States Are Weighing Animal Cage Regulations For Farms
When urbanites learn that I raise chickens on my farm, they often recount an episode of the comedy sketch Portlandia where two diners ask a series of escalating questions about the chicken they’re about to order: How was the chicken raised? How big is the area where the chickens can roam free?

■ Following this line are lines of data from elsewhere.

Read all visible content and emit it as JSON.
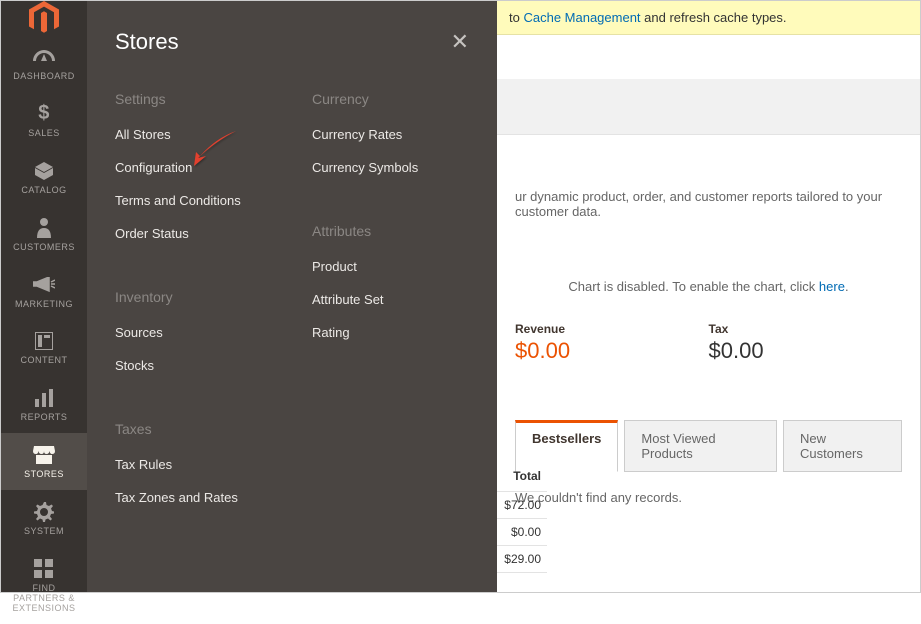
{
  "mainnav": {
    "items": [
      {
        "label": "DASHBOARD",
        "icon": "dashboard-icon"
      },
      {
        "label": "SALES",
        "icon": "dollar-icon"
      },
      {
        "label": "CATALOG",
        "icon": "box-icon"
      },
      {
        "label": "CUSTOMERS",
        "icon": "person-icon"
      },
      {
        "label": "MARKETING",
        "icon": "megaphone-icon"
      },
      {
        "label": "CONTENT",
        "icon": "layout-icon"
      },
      {
        "label": "REPORTS",
        "icon": "bars-icon"
      },
      {
        "label": "STORES",
        "icon": "storefront-icon"
      },
      {
        "label": "SYSTEM",
        "icon": "gear-icon"
      },
      {
        "label": "FIND PARTNERS & EXTENSIONS",
        "icon": "blocks-icon"
      }
    ]
  },
  "flyout": {
    "title": "Stores",
    "columns": [
      {
        "groups": [
          {
            "title": "Settings",
            "links": [
              "All Stores",
              "Configuration",
              "Terms and Conditions",
              "Order Status"
            ]
          },
          {
            "title": "Inventory",
            "links": [
              "Sources",
              "Stocks"
            ]
          },
          {
            "title": "Taxes",
            "links": [
              "Tax Rules",
              "Tax Zones and Rates"
            ]
          }
        ]
      },
      {
        "groups": [
          {
            "title": "Currency",
            "links": [
              "Currency Rates",
              "Currency Symbols"
            ]
          },
          {
            "title": "Attributes",
            "links": [
              "Product",
              "Attribute Set",
              "Rating"
            ]
          }
        ]
      }
    ]
  },
  "content": {
    "notice_prefix": "to ",
    "notice_link": "Cache Management",
    "notice_suffix": " and refresh cache types.",
    "desc": "ur dynamic product, order, and customer reports tailored to your customer data.",
    "chartnote_prefix": "Chart is disabled. To enable the chart, click ",
    "chartnote_link": "here",
    "chartnote_suffix": ".",
    "stats": [
      {
        "label": "Revenue",
        "value": "$0.00",
        "color": "orange"
      },
      {
        "label": "Tax",
        "value": "$0.00",
        "color": "orange"
      }
    ],
    "tabs": [
      {
        "label": "Bestsellers",
        "active": true
      },
      {
        "label": "Most Viewed Products",
        "active": false
      },
      {
        "label": "New Customers",
        "active": false
      }
    ],
    "norecords": "We couldn't find any records."
  },
  "peek": {
    "header": "Total",
    "rows": [
      "$72.00",
      "$0.00",
      "$29.00"
    ]
  }
}
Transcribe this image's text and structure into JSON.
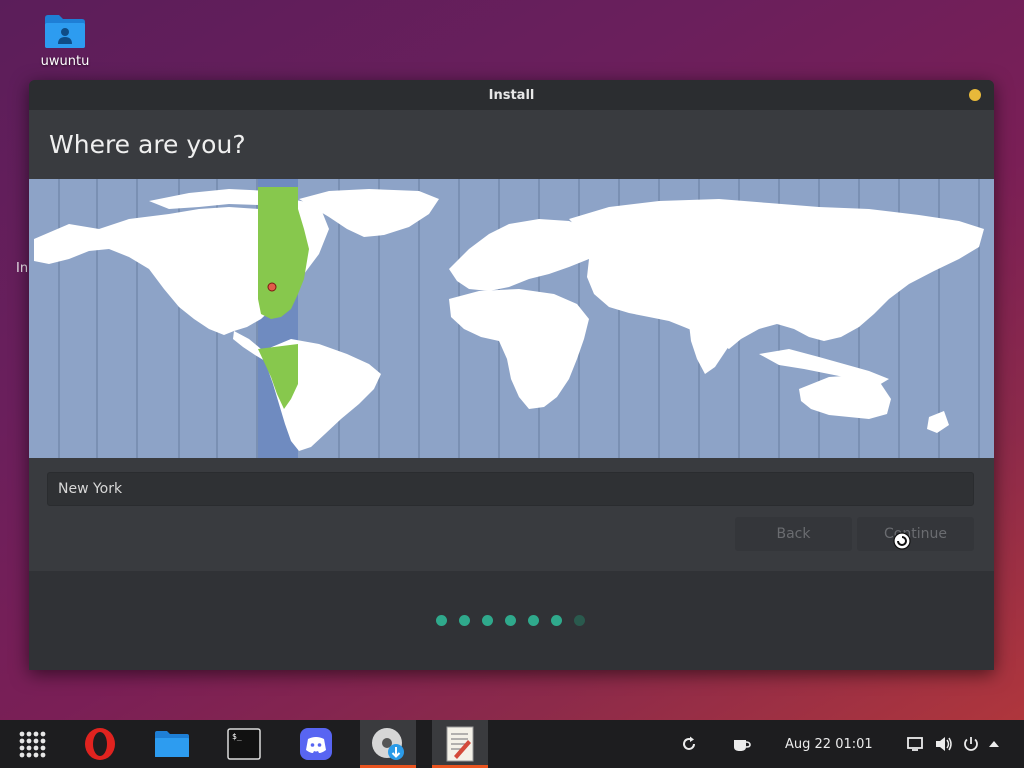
{
  "desktop": {
    "home_folder_label": "uwuntu",
    "side_fragment": "In"
  },
  "window": {
    "title": "Install",
    "heading": "Where are you?",
    "city_value": "New York",
    "back_label": "Back",
    "continue_label": "Continue",
    "progress": {
      "total_steps": 7,
      "completed_steps": 6
    }
  },
  "taskbar": {
    "apps": [
      {
        "name": "app-grid-icon"
      },
      {
        "name": "opera-icon"
      },
      {
        "name": "files-icon"
      },
      {
        "name": "terminal-icon"
      },
      {
        "name": "discord-icon"
      },
      {
        "name": "installer-icon",
        "active": true
      },
      {
        "name": "text-editor-icon",
        "active": true
      }
    ],
    "clock": "Aug 22  01:01",
    "tray_icons": [
      "refresh-icon",
      "caffeine-icon",
      "display-icon",
      "volume-icon",
      "power-icon",
      "menu-arrow-icon"
    ]
  },
  "colors": {
    "accent": "#e95420",
    "progress_active": "#2fa98c",
    "map_ocean": "#8da3c7",
    "map_selected_zone": "#87c84d"
  }
}
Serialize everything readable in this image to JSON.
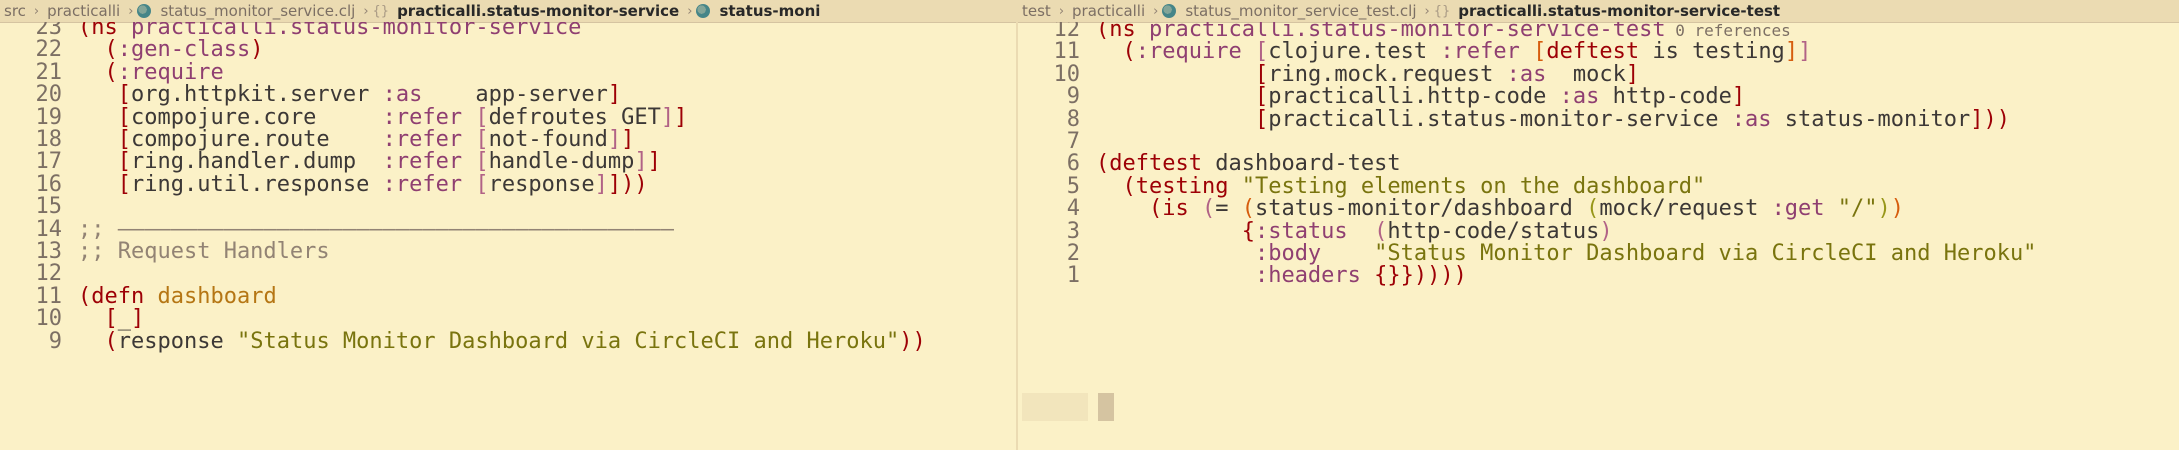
{
  "breadcrumb_left": [
    "src",
    "practicalli",
    "status_monitor_service.clj",
    "practicalli.status-monitor-service",
    "status-moni"
  ],
  "breadcrumb_right": [
    "test",
    "practicalli",
    "status_monitor_service_test.clj",
    "practicalli.status-monitor-service-test"
  ],
  "left": {
    "lines": [
      {
        "n": "23",
        "t": "(ns practicalli.status-monitor-service"
      },
      {
        "n": "22",
        "t": "  (:gen-class)"
      },
      {
        "n": "21",
        "t": "  (:require"
      },
      {
        "n": "20",
        "t": "   [org.httpkit.server :as    app-server]"
      },
      {
        "n": "19",
        "t": "   [compojure.core     :refer [defroutes GET]]"
      },
      {
        "n": "18",
        "t": "   [compojure.route    :refer [not-found]]"
      },
      {
        "n": "17",
        "t": "   [ring.handler.dump  :refer [handle-dump]]"
      },
      {
        "n": "16",
        "t": "   [ring.util.response :refer [response]]))"
      },
      {
        "n": "15",
        "t": ""
      },
      {
        "n": "14",
        "t": ";; ——————————————————————————————————————————"
      },
      {
        "n": "13",
        "t": ";; Request Handlers"
      },
      {
        "n": "12",
        "t": ""
      },
      {
        "n": "11",
        "t": "(defn dashboard"
      },
      {
        "n": "10",
        "t": "  [_]"
      },
      {
        "n": "9",
        "t": "  (response \"Status Monitor Dashboard via CircleCI and Heroku\"))"
      }
    ]
  },
  "right": {
    "references": "0 references",
    "lines": [
      {
        "n": "12",
        "t": "(ns practicalli.status-monitor-service-test"
      },
      {
        "n": "11",
        "t": "  (:require [clojure.test :refer [deftest is testing]]"
      },
      {
        "n": "10",
        "t": "            [ring.mock.request :as  mock]"
      },
      {
        "n": "9",
        "t": "            [practicalli.http-code :as http-code]"
      },
      {
        "n": "8",
        "t": "            [practicalli.status-monitor-service :as status-monitor]))"
      },
      {
        "n": "7",
        "t": ""
      },
      {
        "n": "6",
        "t": "(deftest dashboard-test"
      },
      {
        "n": "5",
        "t": "  (testing \"Testing elements on the dashboard\""
      },
      {
        "n": "4",
        "t": "    (is (= (status-monitor/dashboard (mock/request :get \"/\"))"
      },
      {
        "n": "3",
        "t": "           {:status  (http-code/status)"
      },
      {
        "n": "2",
        "t": "            :body    \"Status Monitor Dashboard via CircleCI and Heroku\""
      },
      {
        "n": "1",
        "t": "            :headers {}}))))"
      }
    ]
  }
}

What was the chicken’s name? (If you must know … mine are woodland and orchard-ranged, they roam on about five acres, and I don’t give them names.) These are earnest questions with answers that are hard to verify if you’re buying your food far from the farm, which may explain why measures to ensure that farm animals are raised in a humane way have made their way to the ballot in recent years.
In California, Proposition 2 passed in 2008, set rules prohibiting certain methods of confinement for chickens raised for eggs; a 2006 Arizona proposition bars tethering or confining pregnant pigs or calves raised for veal, and a 2002 Florida measure specifies the way pregnant pigs can be housed.
Now Massachusetts is getting a say on the issue with Question 3, the Massachusetts Minimum Size Requirements for Farm Animal Containment, which would prohibit the sale of eggs, veal and pork produced from animals confined in such a way that they were prevented from lying down, standing up, extending their limbs or turning around. Recent polls suggest that support for the measure outweighs opposition. Supporters include organic farmers and environmental and animal rights groups such as the Sierra Club and the Humane Society of the United States. Opposition comes from industry groups such as the National Pork Producers Council, the Massachusetts Farm Bureau and the National Association of Egg Farmers, who say it would significantly increase the cost of these products.